Siapa, sih, gue? Itu makanya gue bilang, nggak usah sok cantik, Dei, bisiknya dalam hati.

"Li," panggil Lansaka, begitu pelan.

Odeiva mengigit bibir bawahnya, kemudian dengan gerak perlahan menghapus air mata. "Aku capek, mau langsung tidur."

"Oke." Lansaka membalas, terkesan santai dan tak ingin menghibur sang istri yang tengah terpukul.

Mendengar respons tersebut, hati Odeiva bak tercabik-cabik. Ia berharap Lansaka akan menarik pelan bahunya dan membawa ke pelukan, tetapi itu adalah hal yang tak mungkin. Mengingat fakta bahwa sebelum menikah, Lansaka memiliki seorang perempuan lain yang terpaksa diputuskan hubungan karena menerima perjodohan ini.

Tak bisa dipungkiri, perasaan itu masih ada, bukan? Mereka bukan berpisah karena masalah tak cocok, tetapi karena terpaksa. Odeiva mendengkus, meskipun berkonsentrasi untuk tidur, nyatanya ia tak bisa segera meluncur ke alam mimpi.
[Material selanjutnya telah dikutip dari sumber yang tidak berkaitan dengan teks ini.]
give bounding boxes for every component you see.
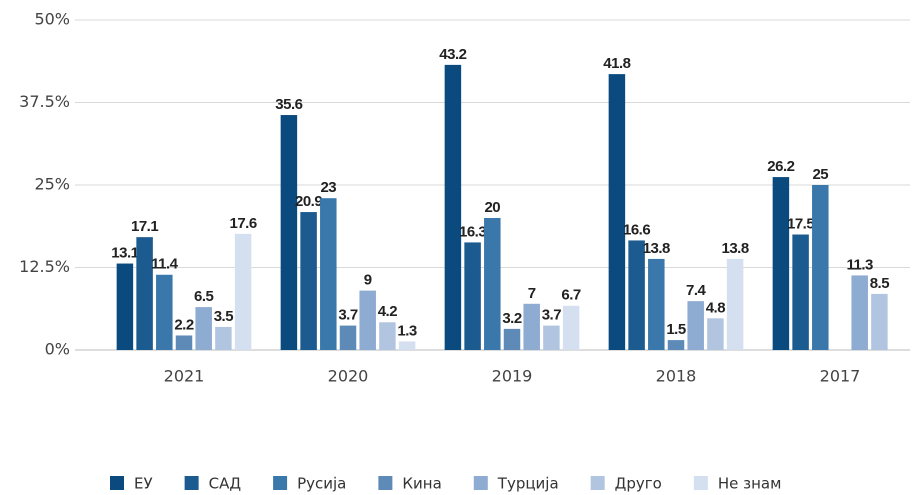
bar xyxy=(175,335,193,350)
value-label: 4.2 xyxy=(378,303,398,320)
legend-label: Турција xyxy=(497,475,559,493)
legend-label: Русија xyxy=(297,475,346,493)
legend-swatch xyxy=(693,476,708,490)
bar xyxy=(792,234,809,350)
value-label: 20 xyxy=(484,199,500,216)
y-tick-label: 12.5% xyxy=(19,257,70,276)
value-label: 26.2 xyxy=(767,158,794,175)
legend-swatch xyxy=(590,476,605,490)
value-label: 3.2 xyxy=(502,310,522,327)
bar xyxy=(195,307,212,350)
bar xyxy=(136,237,153,350)
value-label: 7 xyxy=(528,285,536,302)
value-label: 6.5 xyxy=(194,288,214,305)
bar xyxy=(726,258,744,350)
bar xyxy=(156,274,173,350)
value-label: 43.2 xyxy=(439,46,466,63)
value-label: 13.1 xyxy=(111,245,138,262)
value-label: 17.6 xyxy=(229,215,256,232)
value-label: 17.5 xyxy=(787,215,814,232)
y-tick-label: 25% xyxy=(34,175,70,194)
bar xyxy=(464,242,481,350)
value-label: 8.5 xyxy=(870,275,890,292)
bar xyxy=(359,290,376,350)
x-tick-label: 2018 xyxy=(656,367,697,386)
y-tick-label: 0% xyxy=(45,340,70,359)
value-label: 13.8 xyxy=(721,240,748,257)
value-label: 11.3 xyxy=(847,256,874,273)
value-label: 41.8 xyxy=(603,55,630,72)
value-label: 3.5 xyxy=(214,308,234,325)
x-tick-label: 2017 xyxy=(820,367,861,386)
value-label: 2.2 xyxy=(174,316,194,333)
value-label: 4.8 xyxy=(706,299,726,316)
legend-label: Друго xyxy=(615,475,662,493)
bar xyxy=(687,301,704,350)
value-label: 20.9 xyxy=(295,193,322,210)
x-tick-label: 2021 xyxy=(164,367,205,386)
bar xyxy=(379,322,396,350)
bar xyxy=(608,74,626,351)
value-label: 35.6 xyxy=(275,96,302,113)
bar xyxy=(320,198,337,350)
bar xyxy=(215,326,232,350)
bar xyxy=(280,115,298,350)
bar xyxy=(444,64,462,350)
value-label: 25 xyxy=(812,166,828,183)
bar xyxy=(300,212,317,350)
legend-label: ЕУ xyxy=(134,475,153,493)
value-label: 1.5 xyxy=(666,321,686,338)
y-tick-label: 37.5% xyxy=(19,92,70,111)
bar xyxy=(562,305,580,350)
bar xyxy=(523,303,540,350)
value-label: 23 xyxy=(320,179,336,196)
legend-label: САД xyxy=(209,475,241,493)
value-label: 1.3 xyxy=(397,322,417,339)
bar xyxy=(339,325,357,350)
value-label: 3.7 xyxy=(542,307,562,324)
bar xyxy=(667,340,685,350)
value-label: 13.8 xyxy=(643,240,670,257)
value-label: 16.3 xyxy=(459,223,486,240)
value-label: 16.6 xyxy=(623,221,650,238)
bar xyxy=(116,263,134,350)
legend-label: Кина xyxy=(402,475,441,493)
bar xyxy=(628,240,645,350)
bar xyxy=(772,177,790,350)
legend-swatch xyxy=(473,476,488,490)
legend-label: Не знам xyxy=(718,475,782,493)
value-label: 9 xyxy=(364,272,372,289)
bar xyxy=(812,185,829,350)
value-label: 11.4 xyxy=(151,256,179,273)
bar xyxy=(484,218,501,350)
y-tick-label: 50% xyxy=(34,10,70,29)
value-label: 7.4 xyxy=(686,282,707,299)
x-tick-label: 2019 xyxy=(492,367,533,386)
bar xyxy=(398,341,416,350)
bar xyxy=(851,275,868,350)
bar xyxy=(707,318,724,350)
legend-swatch xyxy=(378,476,393,490)
value-label: 3.7 xyxy=(338,307,358,324)
bar xyxy=(543,325,560,350)
legend-swatch xyxy=(110,476,124,490)
legend-swatch xyxy=(184,476,199,490)
bar xyxy=(871,293,888,350)
bar xyxy=(234,233,252,350)
legend-swatch xyxy=(273,476,288,490)
bar xyxy=(648,258,665,350)
value-label: 17.1 xyxy=(131,218,158,235)
bar xyxy=(503,328,521,350)
value-label: 6.7 xyxy=(561,287,581,304)
x-tick-label: 2020 xyxy=(328,367,369,386)
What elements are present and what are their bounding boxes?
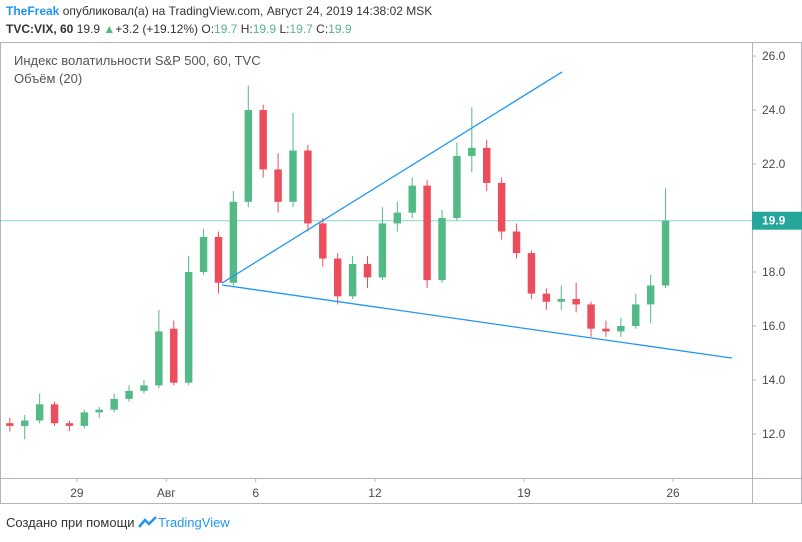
candle-body — [557, 299, 565, 302]
published: опубликовал(а) на TradingView.com, Авгус… — [62, 4, 433, 18]
candle-body — [617, 326, 625, 332]
candle-body — [438, 218, 446, 281]
last-price-box — [752, 211, 802, 230]
change: +3.2 (+19.12%) — [115, 22, 199, 36]
candle-body — [289, 150, 297, 202]
candle-body — [35, 404, 44, 421]
x-tick-label: 29 — [70, 486, 84, 500]
x-tick-label: Авг — [157, 486, 176, 500]
footer-brand[interactable]: TradingView — [158, 515, 230, 530]
plot-area — [0, 71, 752, 440]
last-price-label: 19.9 — [762, 214, 786, 228]
close-value: 19.9 — [328, 22, 352, 36]
candle-body — [259, 110, 267, 170]
candle-body — [125, 390, 133, 399]
trend-line — [221, 284, 733, 359]
frame — [0, 42, 802, 504]
candle-body — [21, 420, 29, 426]
candle-body — [512, 231, 521, 254]
candle-body — [304, 150, 312, 224]
candle-body — [140, 385, 148, 391]
x-tick-label: 12 — [368, 486, 382, 500]
candle-body — [572, 299, 580, 305]
footer: Создано при помощи TradingView — [6, 515, 230, 530]
candle-body — [408, 185, 416, 213]
price: 19.9 — [76, 22, 101, 36]
legend-volume: Объём (20) — [14, 71, 82, 86]
candle-body — [393, 212, 402, 224]
candle-body — [319, 223, 327, 259]
candle-body — [453, 155, 461, 219]
y-tick-label: 26.0 — [762, 49, 786, 63]
candle-body — [602, 328, 610, 332]
y-tick-label: 24.0 — [762, 103, 786, 117]
high-label: H: — [240, 22, 253, 36]
candle-body — [423, 185, 431, 281]
y-tick-label: 16.0 — [762, 319, 786, 333]
candle-body — [6, 423, 14, 426]
legend-title: Индекс волатильности S&P 500, 60, TVC — [14, 53, 261, 68]
open-value: 19.7 — [214, 22, 238, 36]
candle-body — [527, 253, 536, 294]
candle-body — [155, 331, 163, 386]
candle-body — [483, 147, 491, 183]
x-tick-label: 19 — [517, 486, 531, 500]
footer-text: Создано при помощи — [6, 515, 135, 530]
x-tick-label: 26 — [666, 486, 680, 500]
low-value: 19.7 — [289, 22, 313, 36]
candle-body — [587, 304, 595, 329]
candle-body — [661, 220, 670, 286]
author[interactable]: TheFreak — [6, 4, 60, 18]
symbol-line: TVC:VIX, 60 19.9 ▲+3.2 (+19.12%) O:19.7 … — [6, 22, 352, 36]
candle-body — [199, 236, 208, 273]
candle-body — [170, 328, 178, 383]
chart: Индекс волатильности S&P 500, 60, TVC Об… — [0, 42, 802, 504]
candle-body — [65, 423, 74, 426]
candle-body — [214, 236, 223, 283]
candle-body — [497, 182, 506, 232]
candle-body — [50, 404, 59, 424]
arrow: ▲ — [103, 22, 116, 36]
candle-body — [363, 263, 372, 278]
header-line: TheFreak опубликовал(а) на TradingView.c… — [6, 4, 432, 18]
candle-body — [229, 201, 238, 283]
candle-body — [184, 272, 193, 383]
candle-body — [632, 304, 640, 327]
candle-body — [333, 258, 342, 297]
candle-body — [95, 409, 103, 413]
candle-body — [244, 110, 253, 202]
candle-body — [378, 223, 387, 278]
candle-body — [80, 412, 89, 426]
y-tick-label: 12.0 — [762, 427, 786, 441]
low-label: L: — [279, 22, 290, 36]
candle-body — [646, 285, 655, 305]
symbol: TVC:VIX, 60 — [6, 22, 74, 36]
open-label: O: — [201, 22, 215, 36]
y-tick-label: 18.0 — [762, 265, 786, 279]
candle-body — [110, 398, 118, 410]
candle-body — [348, 263, 357, 297]
x-tick-label: 6 — [252, 486, 259, 500]
candle-body — [274, 169, 282, 202]
candle-body — [542, 293, 551, 302]
candle-body — [468, 147, 476, 156]
y-tick-label: 22.0 — [762, 157, 786, 171]
logo — [138, 516, 158, 528]
high-value: 19.9 — [252, 22, 277, 36]
close-label: C: — [316, 22, 329, 36]
trend-line — [221, 71, 563, 284]
y-tick-label: 14.0 — [762, 373, 786, 387]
Diraihnya ponsel yang ada di atas nakas, saat mengaktifkan data, pesan beruntun masuk ke ponsel.

"Katanya mau tidur," tegur Lansaka.

Odeiva melengos malas menanggapi, lebih sibuk membaca satu per satu chat yang dikirimkan teman dan para sepupunya. Ada satu nama yang menyita perhatian Odeiva, yaitu Farel. Lelaki itu mengirimkan sebuah ucapan maaf tak bisa datang karena suatu hal, kemudian mengucapkan selamat, dan terakhir adalah sebuah video.

Tak ada niat membuka video itu, takut jika kakak seniornya mengirimkan video iseng. Maka ia balas saja isi pesan. Setelahnya Odeiva membalas satu per satu chat dari teman dan sepupu. Isinya tidak lain adalah ucapan selamat, ada pula yang mengingatkan untuk membuka hadiah bersama suami.

"Kalau belum tidur, bisa ngobrol sebentar?" Lansaka kembali bersuara.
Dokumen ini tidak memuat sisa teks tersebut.